Les chrétiens partent et se divisent. Leur proportion dans la population du Liban est passée en un demi-siècle de plus de la moitié au tiers, et dans leurs rangs la cassure ne peut être plus nette : 418 voix seulement, sur près de 80000, séparent les deux candidats maronites qui s’affrontaient dimanche dans le Metn, de la banlieue est de Beyrouth à la montagne.

Camille Khoury, le candidat du général Michel Aoun (Courant patriotique libre), a terrassé l’ancien président Amine Gemayel. Le chef vaincu du parti des Kataeb (phalanges) avait repris du service pour récupérer à l’Assemblée le siège de son fils Pierre, ministre de l’Industrie assassiné en novembre dernier. Une seconde élection partielle avait lieu à Beyrouth, pour repourvoir le siège d’un autre élu victime d’un attentat en juin, Walid Eido. Là, les sunnites ont conservé sans problème ce siège pour la faible majorité gouvernementale.

Deux catholiques maronites face à face pour un siège réservé à leur communauté : dans l’arrangement constitutionnel et confessionnel libanais, ça paraît normal. Mais, dans le Metn, il y avait en plus la haine. Après l’assassinat de Pierre Gemayel, l’an passé, Amine, le père, avait reçu les condoléances de Hassan Nasrallah, l’homme fort du Hezbollah. Cependant, quand Michel Aoun avait appelé, le chef des Kataeb avait refusé de prendre le téléphone.

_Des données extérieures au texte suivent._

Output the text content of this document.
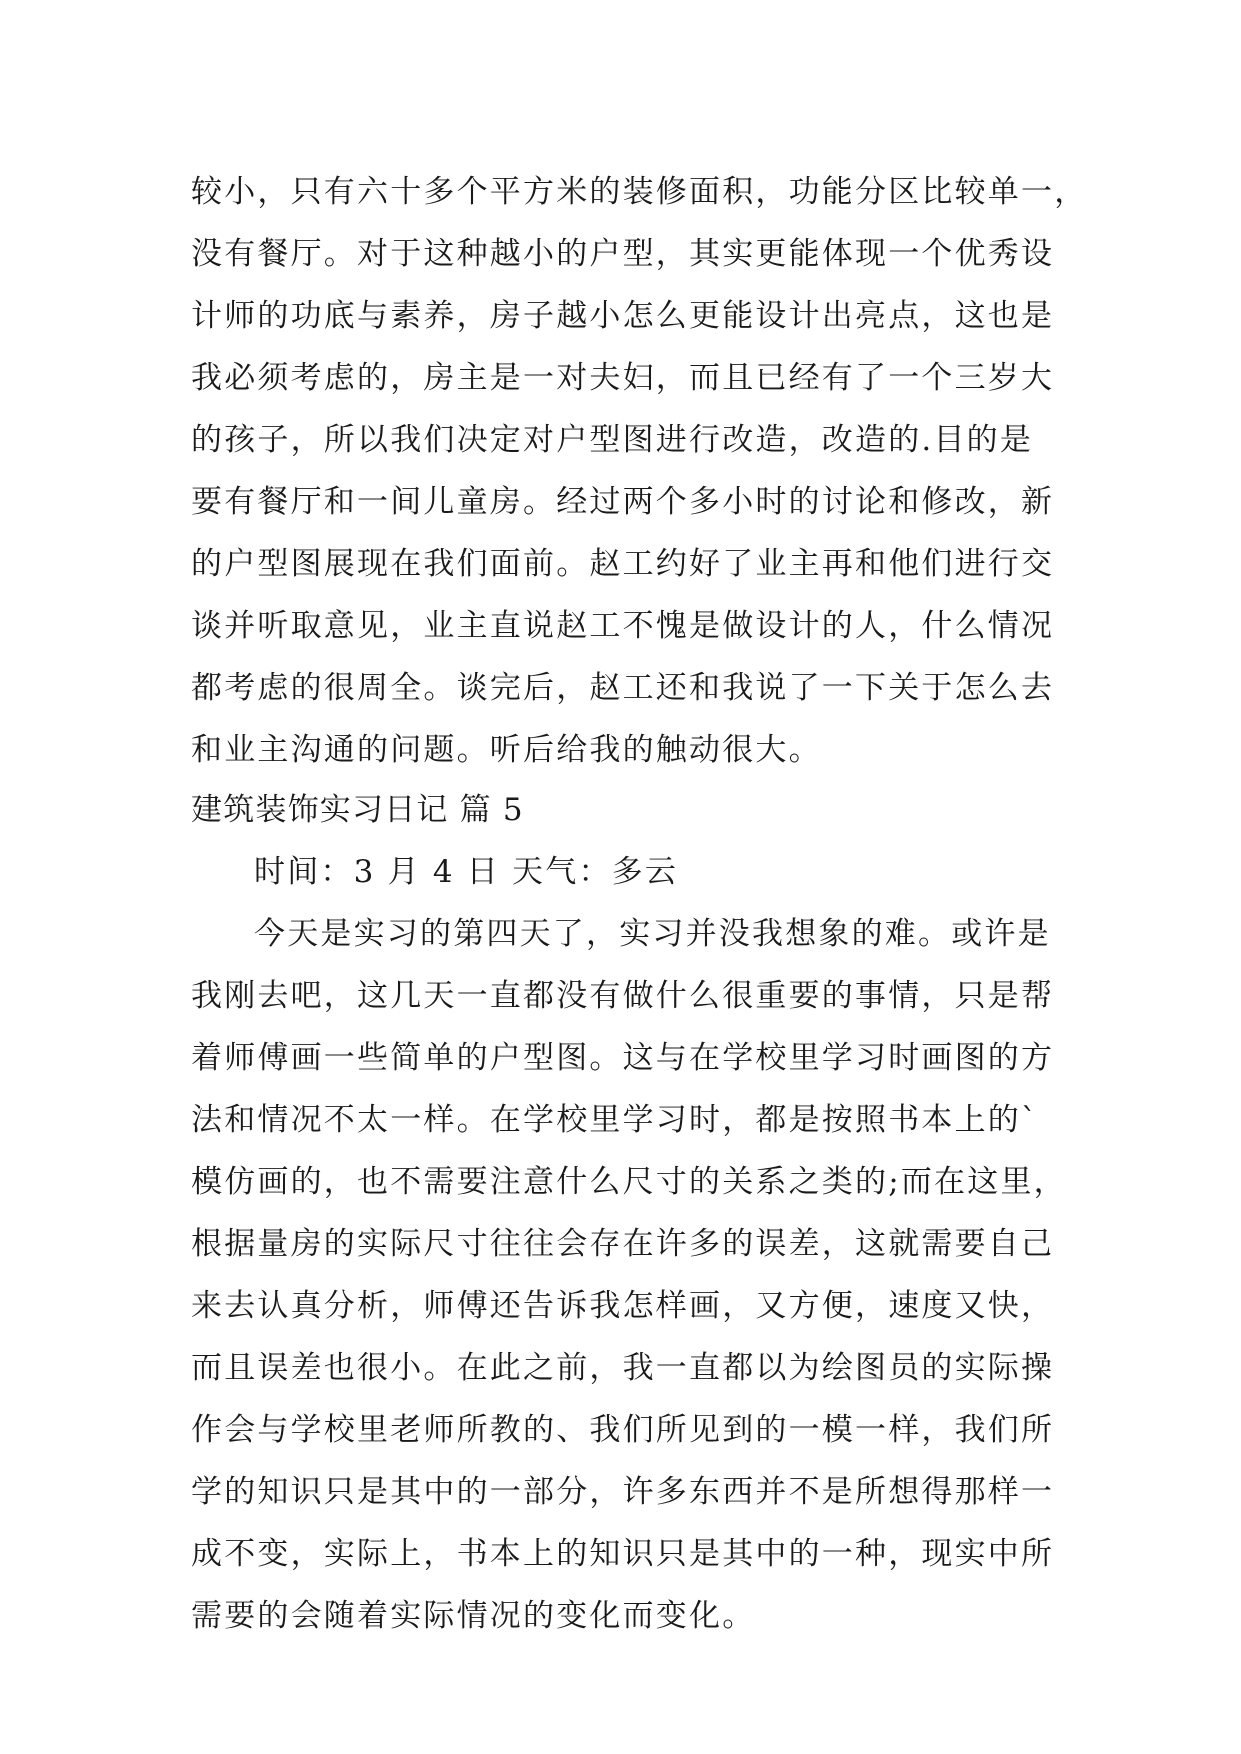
较小，只有六十多个平方米的装修面积，功能分区比较单一，
没有餐厅。对于这种越小的户型，其实更能体现一个优秀设
计师的功底与素养，房子越小怎么更能设计出亮点，这也是
我必须考虑的，房主是一对夫妇，而且已经有了一个三岁大
的孩子，所以我们决定对户型图进行改造，改造的.目的是
要有餐厅和一间儿童房。经过两个多小时的讨论和修改，新
的户型图展现在我们面前。赵工约好了业主再和他们进行交
谈并听取意见，业主直说赵工不愧是做设计的人，什么情况
都考虑的很周全。谈完后，赵工还和我说了一下关于怎么去
和业主沟通的问题。听后给我的触动很大。
建筑装饰实习日记 篇 5
时间：3 月 4 日 天气：多云
今天是实习的第四天了，实习并没我想象的难。或许是
我刚去吧，这几天一直都没有做什么很重要的事情，只是帮
着师傅画一些简单的户型图。这与在学校里学习时画图的方
法和情况不太一样。在学校里学习时，都是按照书本上的`
模仿画的，也不需要注意什么尺寸的关系之类的;而在这里，
根据量房的实际尺寸往往会存在许多的误差，这就需要自己
来去认真分析，师傅还告诉我怎样画，又方便，速度又快，
而且误差也很小。在此之前，我一直都以为绘图员的实际操
作会与学校里老师所教的、我们所见到的一模一样，我们所
学的知识只是其中的一部分，许多东西并不是所想得那样一
成不变，实际上，书本上的知识只是其中的一种，现实中所
需要的会随着实际情况的变化而变化。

Pourquoi cette différence de traitement, alors que le chiite et le général ont conclu une entente ? Trop de sang et de trahisons. Le secrétaire général du Hezbollah aime à rappeler que les chiites n’ont jamais massacré de chrétiens. Les maronites, entre eux, ne peuvent pas en dire autant.

Avant d’être violemment expulsé en 1990 du Liban par l’armée syrienne, Michel Aoun, chef d’état-major devenu chef d’un gouvernement provisoire, avait cherché à réduire sans ménagement les milices chrétiennes. Il prétendait mettre fin au règne des chefs de guerre et de clans qui tenaient lieu de pouvoir dans le pays abandonné à tous les trafics.

Quand Michel Aoun est rentré d’exil en 2005, se présentant en libérateur pour avoir défié les Syriens quinze ans plus tôt, le général n’a pas été bien accueilli par les animateurs de la Révolution du Cèdre qui a poussé dehors les forces de Damas. Alors, il a repris ses attaques contre les clans et les parrains politiques, dénoncés comme les pires plaies de la société libanaise. Cela n’a pas eu beaucoup d’effet : Samir Geagea, le chef des Forces libanaises, condamné pour crimes de guerre, a été libéré par le nouveau pouvoir. Le général, alors, s’est rapproché du Hezbollah, allié de circonstance de la Syrie. L’accusation de trahison vient de là. Mais, aux élections de la même année, son mouvement a ramassé plus des deux tiers des voix chrétiennes. Ça donne des ailes. Le général se voit président à l’automne.

Depuis deux ans, Mgr Nasrallah Sfeir, le cardinal des maronites, tente de recoller les morceaux cassés de sa communauté. Rien n’y fait. Il a encore essayé d’éviter l’affrontement électoral du week-end, qu’il trouvait néfaste, mais il n’a pas été entendu ; ou, plutôt, chaque camp accusait l’autre de ne pas écouter l’homme d’Eglise. Et le patriarche a d’autres soucis : ses ouailles s’en vont.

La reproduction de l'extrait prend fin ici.